An island wide, cross-sectional, community-based survey of asthma, asthma symptoms and allergies was done among adults and children using the European Community Respiratory Health Survey Questionnaire for adults and the International Study of Asthma and Allergies in Children. Stratified multi-stage cluster sampling was used to select 2, 163 adults aged 18 years and older and 2, 017 children aged 2-17 years for the survey. The Kish selection table was used to select one adult and one child per household. Data analysis accounted for sampling design and prevalence estimates were weighted to produce national estimates.

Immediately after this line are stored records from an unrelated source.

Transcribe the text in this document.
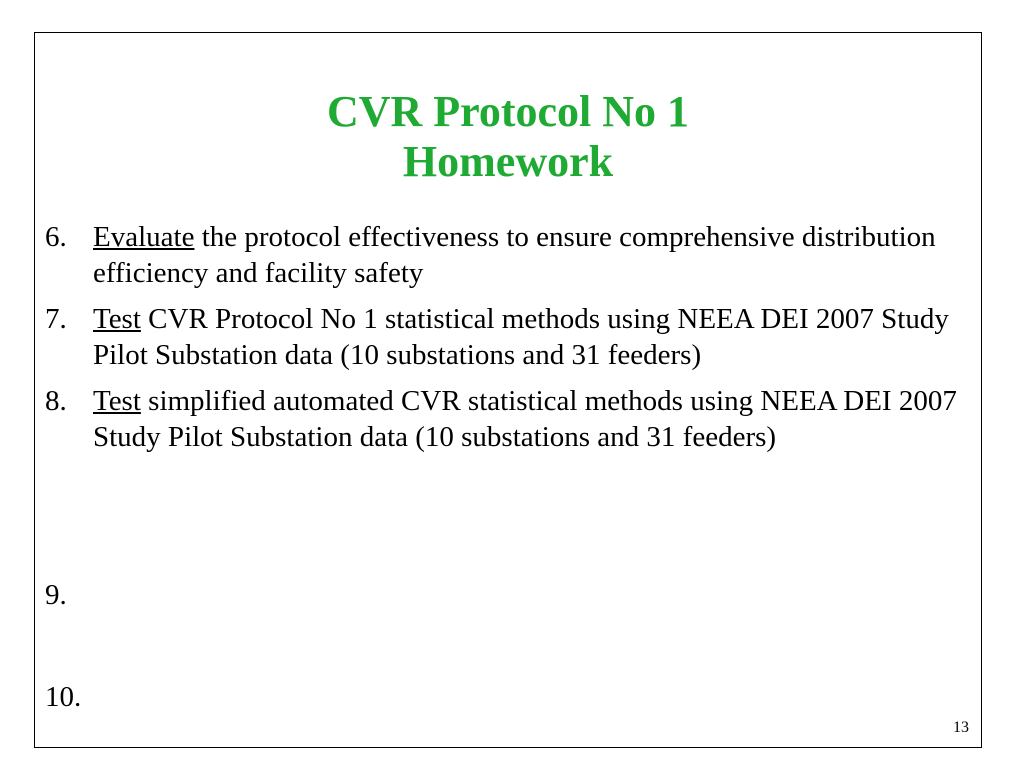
CVR Protocol No 1
Homework
6. Evaluate the protocol effectiveness to ensure comprehensive distribution efficiency and facility safety
7. Test CVR Protocol No 1 statistical methods using NEEA DEI 2007 Study Pilot Substation data (10 substations and 31 feeders)
8. Test simplified automated CVR statistical methods using NEEA DEI 2007 Study Pilot Substation data (10 substations and 31 feeders)
9.
10.
13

The Jamaica Asthma and Allergies National Prevalence Survey is the first population- based survey in the Caribbean to determine the prevalence of asthma and allergies both in adults and children using standardized methods. With response rates exceeding 80% in both groups, this approach facilitated cost-effective gathering of high quality asthma prevalence data that will facilitate international and regional comparison and monitoring of asthma prevalence trends. Another unique feature of this study was the partnership with the Ministry of Health in Jamaica, which ensured the collection of data relevant for decision-making to facilitate the uptake of research evidence. The findings of this study will provide important data on the burden of asthma and allergies in Jamaica and contribute to evidence-informed planning of comprehensive asthma management and education programs.